SILVER: “Testing Theranos,” by John Carreyrou, Christopher Weaver and Michael Siconolfi of The Wall Street Journal, whose 10-month investigation of Theranos Inc. exposed how the laboratory firm that claimed to test patient health by drawing just a few drops of blood with a finger prick seriously misled patients and investors. As a result of the stories, the company has revised or voided tens of thousands of inaccurate patient blood tests, closed its main laboratory and been sanctioned by federal health regulators. The investigation detailed that in late 2014 the lab instrument Theranos developed as the basis of its strategy actually handled just a small number of blood tests, using traditional lab machines for the rest. While facing contentious litigation threats from Theranos, the reporters also reported that former employees had filed complaints with regulatory agencies alleging the company concealed problems. The Journal detailed how the Walgreens drugstore chain began plans to launch Theranos blood-testing centers in thousands of its U.S. pharmacies without fully vetting the technology.

“This was incredible beat reporting which found that a company that had been lionized was actually a threat to the public because its promise of technology turned out not to be there,” said the judges. Founder Elizabeth Holmes faces criminal and civil investigations into whether she misled investigators and has been banned for two years from running a laboratory.

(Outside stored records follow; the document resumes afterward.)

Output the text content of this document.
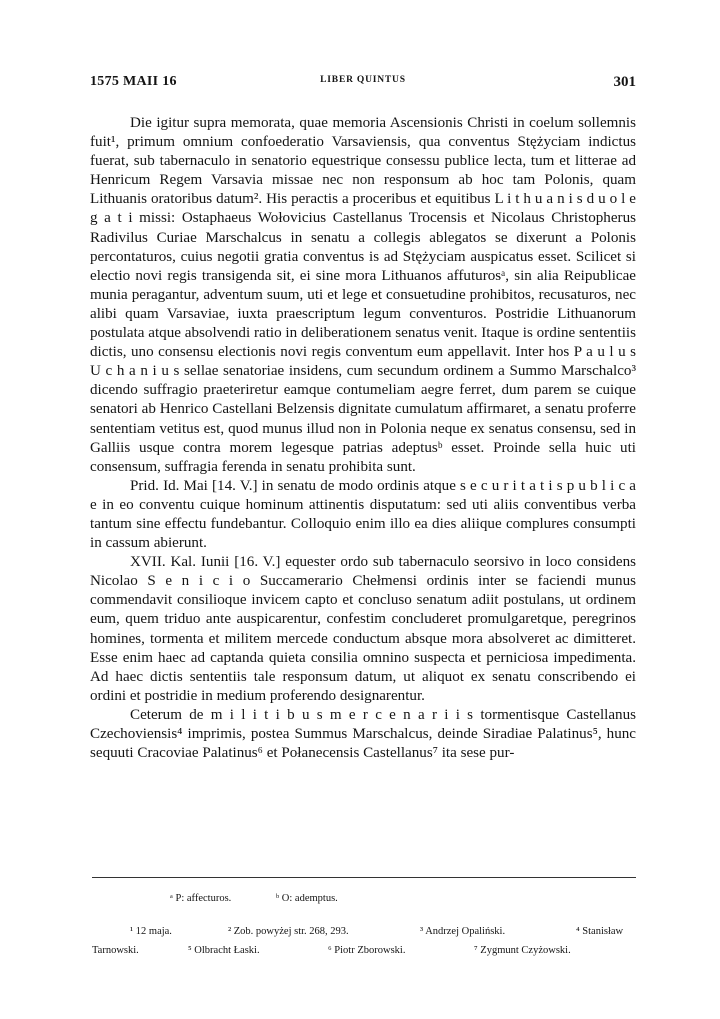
1575 MAII 16	LIBER QUINTUS	301

Die igitur supra memorata, quae memoria Ascensionis Christi in coelum sollemnis fuit¹, primum omnium confoederatio Varsaviensis, qua conventus Stężyciam indictus fuerat, sub tabernaculo in senatorio equestrique consessu publice lecta, tum et litterae ad Henricum Regem Varsavia missae nec non responsum ab hoc tam Polonis, quam Lithuanis oratoribus datum². His peractis a proceribus et equitibus L i t h u a n i s d u o l e g a t i missi: Ostaphaeus Wołovicius Castellanus Trocensis et Nicolaus Christopherus Radivilus Curiae Marschalcus in senatu a collegis ablegatos se dixerunt a Polonis percontaturos, cuius negotii gratia conventus is ad Stężyciam auspicatus esset. Scilicet si electio novi regis transigenda sit, ei sine mora Lithuanos affuturosᵃ, sin alia Reipublicae munia peragantur, adventum suum, uti et lege et consuetudine prohibitos, recusaturos, nec alibi quam Varsaviae, iuxta praescriptum legum conventuros. Postridie Lithuanorum postulata atque absolvendi ratio in deliberationem senatus venit. Itaque is ordine sententiis dictis, uno consensu electionis novi regis conventum eum appellavit. Inter hos P a u l u s U c h a n i u s sellae senatoriae insidens, cum secundum ordinem a Summo Marschalco³ dicendo suffragio praeteriretur eamque contumeliam aegre ferret, dum parem se cuique senatori ab Henrico Castellani Belzensis dignitate cumulatum affirmaret, a senatu proferre sententiam vetitus est, quod munus illud non in Polonia neque ex senatus consensu, sed in Galliis usque contra morem legesque patrias adeptusᵇ esset. Proinde sella huic uti consensum, suffragia ferenda in senatu prohibita sunt.

Prid. Id. Mai [14. V.] in senatu de modo ordinis atque s e c u r i t a t i s p u b l i c a e in eo conventu cuique hominum attinentis disputatum: sed uti aliis conventibus verba tantum sine effectu fundebantur. Colloquio enim illo ea dies aliique complures consumpti in cassum abierunt.

XVII. Kal. Iunii [16. V.] equester ordo sub tabernaculo seorsivo in loco considens Nicolao S e n i c i o Succamerario Chełmensi ordinis inter se faciendi munus commendavit consilioque invicem capto et concluso senatum adiit postulans, ut ordinem eum, quem triduo ante auspicarentur, confestim concluderet promulgaretque, peregrinos homines, tormenta et militem mercede conductum absque mora absolveret ac dimitteret. Esse enim haec ad captanda quieta consilia omnino suspecta et perniciosa impedimenta. Ad haec dictis sententiis tale responsum datum, ut aliquot ex senatu conscribendo ei ordini et postridie in medium proferendo designarentur.

Ceterum de m i l i t i b u s m e r c e n a r i i s tormentisque Castellanus Czechoviensis⁴ imprimis, postea Summus Marschalcus, deinde Siradiae Palatinus⁵, hunc sequuti Cracoviae Palatinus⁶ et Połanecensis Castellanus⁷ ita sese pur-

ᵃ P: affecturos.	ᵇ O: ademptus.
¹ 12 maja.	² Zob. powyżej str. 268, 293.	³ Andrzej Opaliński.	⁴ Stanisław
Tarnowski.	⁵ Olbracht Łaski.	⁶ Piotr Zborowski.	⁷ Zygmunt Czyżowski.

BRONZE: “OxyContin’s 12-Hour Problem” by Harriet Ryan, Lisa Girion and Scott Glover of Los Angeles Times, whose investigation found that OcyContin, the nation’s bestselling painkiller, for many patients wears off hours earlier than its claim of 12-hour relief, worsening the addiction epidemic surrounding the drug. The Times, which has been monitoring the product for five years, obtained thousands of pages of confidential records from more than three decades covering the drug’s development and marketing by privately-held Purdue Pharma. These indicated the firm knew about the product’s problem even before its 1996 debut, then continued to insist that it worked for 12 hours in the face of growing evidence from doctors and others that it didn’t. More than half of long-term OxyContin users are on doses public health officials consider dangerously high, according to an analysis of nationwide prescription data conducted for The Times. The story was cited by U.S. Sen. Edward J. Markey in calling for a federal investigation of the duration issue, the attorney general of New Hampshire cited it as he launched an investigation of Purdue Pharma’s role and two California counties sued it and other drug companies to recoup costs of the epidemic.

“The Los Angeles Times took a huge problem from its very beginning and provided heartbreaking examples of how something so human had been hidden for so long,” the judges said of the investigation that finally helped recovering OxyContin addicts and their families understand the addiction that had caused damage in their lives for the first time.